In total, the study examined 57,301 eligible visits with 37,250 patients. More than half were female (60%), and the mean age was 52.3 years. The study included 42% White, 30% Asian, 10% Hispanic or Latinx, 8% African American or Black, 8% other or unknown, 1% Native Hawaiian or Pacific Islander, and 0.3% American Indian or Alaska Native.

Most patients preferred to speak English, but for 7%, language preference was non-English—either Chinese, Spanish, or other.

Despite not observing differences in screening by sex or race and ethnicity, the team found patients who preferred speaking English had greater odds of depression screening than patients who preferred speaking Chinese (adjusted odds ratio [AOR], 0.70; 95% confidence interval [CI], 0.59 – 0.82), Spanish (AOR, 0.59; 95% CI, 0.43 – 0.80), and other (AOR, 0.69; 95% CI, 0.57 – 0.82).

Moreover, patients had lower odds of being screened via video (AOR, 0.28; 0.27 – 0.30) and phone (AOR, 0.24; 95% CI, 0.20 – 0.27) visits compared with in-person visits. Patients > 75 years had lower odds of being screened than patients aged 18 – 30 years. Additionally, patients with Medicaid (AOR, 0.80; 95% CI, 0.73 – 0.88) had lower odds of being screened compared to patients with private insurance.

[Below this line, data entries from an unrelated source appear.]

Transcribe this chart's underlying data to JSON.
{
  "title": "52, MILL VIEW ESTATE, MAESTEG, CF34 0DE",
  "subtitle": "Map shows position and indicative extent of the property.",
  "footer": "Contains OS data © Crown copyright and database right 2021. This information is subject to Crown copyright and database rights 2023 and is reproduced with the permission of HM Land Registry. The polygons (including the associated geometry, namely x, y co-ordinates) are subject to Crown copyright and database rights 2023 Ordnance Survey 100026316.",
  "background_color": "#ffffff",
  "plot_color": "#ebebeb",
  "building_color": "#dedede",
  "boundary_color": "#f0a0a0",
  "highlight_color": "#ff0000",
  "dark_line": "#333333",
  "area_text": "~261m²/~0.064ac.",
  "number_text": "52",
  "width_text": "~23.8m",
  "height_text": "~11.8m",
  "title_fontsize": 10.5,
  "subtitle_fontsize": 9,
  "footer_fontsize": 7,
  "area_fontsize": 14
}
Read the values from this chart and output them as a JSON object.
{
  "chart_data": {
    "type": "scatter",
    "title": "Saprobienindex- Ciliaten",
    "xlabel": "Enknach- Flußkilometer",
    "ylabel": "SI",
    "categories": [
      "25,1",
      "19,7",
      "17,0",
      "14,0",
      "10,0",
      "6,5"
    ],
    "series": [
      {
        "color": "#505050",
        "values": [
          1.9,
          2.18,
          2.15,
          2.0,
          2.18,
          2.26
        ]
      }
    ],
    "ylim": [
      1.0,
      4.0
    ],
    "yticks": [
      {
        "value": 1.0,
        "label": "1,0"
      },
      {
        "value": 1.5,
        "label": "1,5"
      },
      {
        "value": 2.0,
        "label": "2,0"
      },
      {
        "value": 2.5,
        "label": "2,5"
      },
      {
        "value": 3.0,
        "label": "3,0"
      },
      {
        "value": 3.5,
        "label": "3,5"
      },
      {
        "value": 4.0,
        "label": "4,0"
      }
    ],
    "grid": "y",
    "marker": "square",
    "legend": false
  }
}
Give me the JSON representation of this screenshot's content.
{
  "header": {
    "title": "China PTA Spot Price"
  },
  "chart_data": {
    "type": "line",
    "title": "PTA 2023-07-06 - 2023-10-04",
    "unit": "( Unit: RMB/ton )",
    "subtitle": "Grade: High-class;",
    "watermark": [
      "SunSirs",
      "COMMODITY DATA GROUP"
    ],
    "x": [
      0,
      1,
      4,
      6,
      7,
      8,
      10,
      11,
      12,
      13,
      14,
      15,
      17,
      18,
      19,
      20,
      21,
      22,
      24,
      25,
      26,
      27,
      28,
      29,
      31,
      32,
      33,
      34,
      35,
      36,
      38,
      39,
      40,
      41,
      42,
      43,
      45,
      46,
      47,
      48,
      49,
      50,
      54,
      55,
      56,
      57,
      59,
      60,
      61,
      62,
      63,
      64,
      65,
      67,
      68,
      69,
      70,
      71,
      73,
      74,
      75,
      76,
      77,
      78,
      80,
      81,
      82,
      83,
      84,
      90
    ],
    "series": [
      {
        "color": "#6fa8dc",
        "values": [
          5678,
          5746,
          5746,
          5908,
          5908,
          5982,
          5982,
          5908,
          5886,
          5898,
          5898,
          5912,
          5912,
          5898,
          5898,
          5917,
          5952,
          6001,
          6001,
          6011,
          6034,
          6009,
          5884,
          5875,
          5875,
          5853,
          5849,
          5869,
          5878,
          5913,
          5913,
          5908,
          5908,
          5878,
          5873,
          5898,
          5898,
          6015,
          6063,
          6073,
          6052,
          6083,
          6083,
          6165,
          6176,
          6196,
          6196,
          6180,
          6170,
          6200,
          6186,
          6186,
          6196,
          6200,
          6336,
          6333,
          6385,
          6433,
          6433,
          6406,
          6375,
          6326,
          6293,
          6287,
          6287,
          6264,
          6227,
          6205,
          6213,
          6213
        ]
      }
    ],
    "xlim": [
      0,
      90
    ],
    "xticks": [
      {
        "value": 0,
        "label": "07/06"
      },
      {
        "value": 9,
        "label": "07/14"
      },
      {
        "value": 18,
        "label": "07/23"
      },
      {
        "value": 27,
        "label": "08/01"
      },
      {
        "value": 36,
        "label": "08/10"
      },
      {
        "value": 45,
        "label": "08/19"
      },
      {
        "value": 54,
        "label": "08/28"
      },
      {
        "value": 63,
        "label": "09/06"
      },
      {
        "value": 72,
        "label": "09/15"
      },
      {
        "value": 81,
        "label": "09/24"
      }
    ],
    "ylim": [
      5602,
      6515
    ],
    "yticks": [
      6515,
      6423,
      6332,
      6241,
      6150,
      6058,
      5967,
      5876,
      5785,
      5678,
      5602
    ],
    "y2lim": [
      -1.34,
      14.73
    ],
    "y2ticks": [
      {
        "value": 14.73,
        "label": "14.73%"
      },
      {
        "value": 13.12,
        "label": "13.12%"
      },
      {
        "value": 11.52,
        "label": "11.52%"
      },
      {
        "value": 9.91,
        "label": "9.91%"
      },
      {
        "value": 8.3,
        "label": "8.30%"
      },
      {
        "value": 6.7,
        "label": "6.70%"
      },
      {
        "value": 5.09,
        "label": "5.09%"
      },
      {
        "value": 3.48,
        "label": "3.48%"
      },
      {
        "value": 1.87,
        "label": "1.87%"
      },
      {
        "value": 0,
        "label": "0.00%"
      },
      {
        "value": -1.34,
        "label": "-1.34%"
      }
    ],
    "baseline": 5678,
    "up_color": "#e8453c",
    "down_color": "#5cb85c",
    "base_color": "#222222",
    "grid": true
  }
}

Limitations the investigators pointed out were the single site, not being able to observe patients refusing screening, and the visit-level vs individual-level analysis.

Even with the pandemic over, mental health video visits persist, and the number of mental health virtual visits has increased in the past year, according to a new study published this past January.2 In August 2023, 34.5% of mental health visits took place via video.

“Although disparities in screening had been eliminated before the study period for older adults and patients with non–English language preference, multiple comorbidities, and Medicaid, these disparities recurred and persisted during the study period for all visit types,” investigators wrote.1 “Health systems must be vigilant and proactive in addressing emerging disparities by race and ethnicity, language, or age, particularly in the telemedicine setting.”


  1. Garcia, M, Neuhaus, J, Livaudais-Tomain, J. Telemedicine and Depression Screening After the Start of the COVID-19 Pandemic. JAMA Network Open. 2024;7(2):e2355830. doi:10.1001/jamanetworkopen.2023.55830
  2. Derman, C. Telemedicine Reduced After COVID-19 Peak, Mental Health Video Visits on Rise. HCPLive. January 24, 2024. Accessed February 12, 2024.